B.  In their view, the goal of the government in the 1920s was to help business and industry to operate with maximum efficiency and productivity.

C.  While the government helped businesses become more efficient, the government did not do much to regulate the way businesses did business and this eventually killed the market. The name of taking a hands-off approach to regulating business is called laissez-faire.

Warren Harding (1921-1923)

“I am a man of limited talents from a small town.” He delegated much of his responsibility to friends and people around him. These people were called the ‘Ohio Gang’ and they were his poker friends. The problem is that they were his friends, not necessarily politicians, and a good number of them got involved in scandals.

a. Teapot Dome Scandal - Secretary of Interior Albert Fall was jailed for a year for accepting bribes to provide oil leases in Wyoming and California to wealthy businessmen

b. Harding, largely unaware of the corruption that was riddling his administration, died in August 1923. This ended one of the most corrupted Presidencies in American history.

Calvin Coolidge (1923-1929)

"The business of America is business." He was one of the least active presidents in history, taking daily afternoon naps and proposing no new legislation.

Herbert Hoover (1929-1933)

He was much more progressive than his predecessors but he entered the oval office at the wrong time.
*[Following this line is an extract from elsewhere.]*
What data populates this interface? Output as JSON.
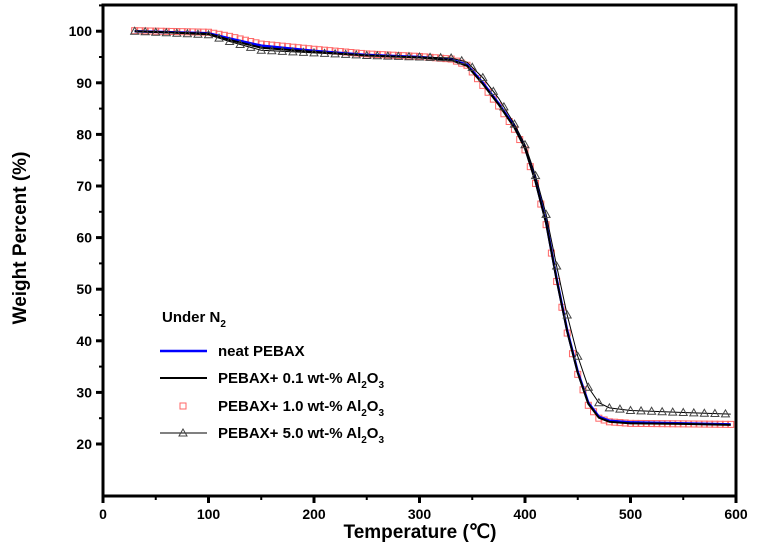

When the stock market crashed in the first year of his presidency, Americans came to blame him for the Great Depression even though it was not entirely his fault.

III. MOVEMENTS OF THE 1920s

A. PROHIBITION

1. 18th Amendment goes into effect in 1919. Officially it is called the Volstead Act.
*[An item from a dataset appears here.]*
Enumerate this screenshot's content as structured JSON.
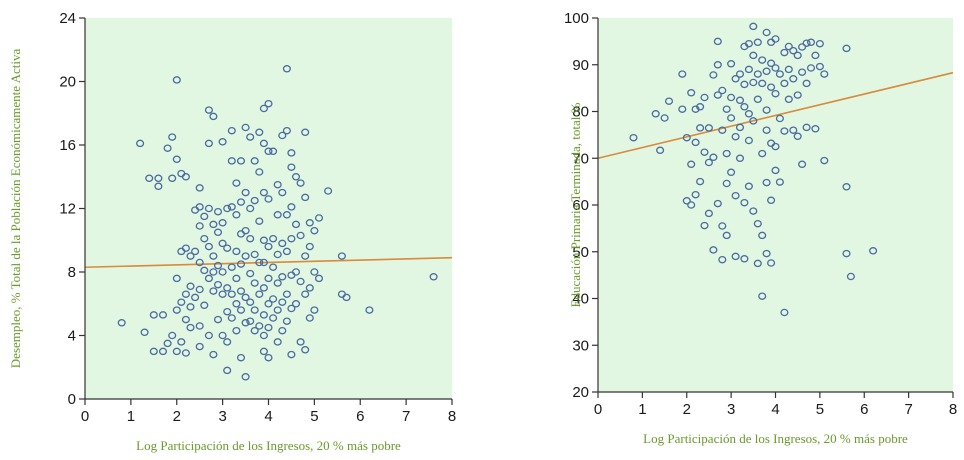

2. Strong demand for alcohol, even though it was illegal, and weak enforcement, led to crime.

3. Saloons and bars were replaced by speakeasies serving high proof alcohol.

4. Home-made alcohol (bathtub gin/moonshine) many times resulted in blindness, sickness, and death.

5. Organized crime, most famously in Chicago rose to meet consumers' need to drink

a) Over 500 murders in Chicago in the 1920s by competing gangs. (The North Side/South Side)

b) Gangsters used Prohibition profits to move into prostitution, gambling, and narcotics as years went by, especially once alcohol became legal again.

c) Al Capone becomes the most notorious of these gangsters.

B. CHRISTIAN MOVEMENT

1. Scopes Monkey Trial: Teacher John Scopes arrested for teaching evolution. Christian Fundamentalists argue that science cannot question the teachings of the bible. According to them the Bible should be read as unquestionable truth. This debate still happens in 2012.

2. This movement, which also is connected to prohibition, really was about making the American man a spiritually and physically clean person. I think you can also see the connection/influence of the KKK in this debate as well.

C. PROSPERITY AND CONSUMERISM

1. Tremendous performance of American economy in early 1920s.

2. Causes of economic boom

a) The destruction of European economies during World War I left the U.S. as the only major industrial nation still in one piece.

b) Technological advances……

i) 1.5 million cars sold in 1920, 5 million cars sold by 1929.
ii) Assembly line methods first used by Ford to make the Model T and later by other car companies makes the car affordable to many American families.

iii) Assembly line makes all products more affordable. (ex: Refrigerator)

c) Radio and motion picture industry grew as a result of technological innovations.

d) Cheap, readily available energy sources (coal, oil) made expansion affordable.

e) People for the first time in history could purchase using credit and pay it back later.

f) First time that athletes are used to market/advertise items.

3.  With newfound wealth, people begin to invest in the stock market often times placing all of their money in the stock market which is extremely risky. By 1929, speculation in stocks and bad investments lead to the collapse of the financial system.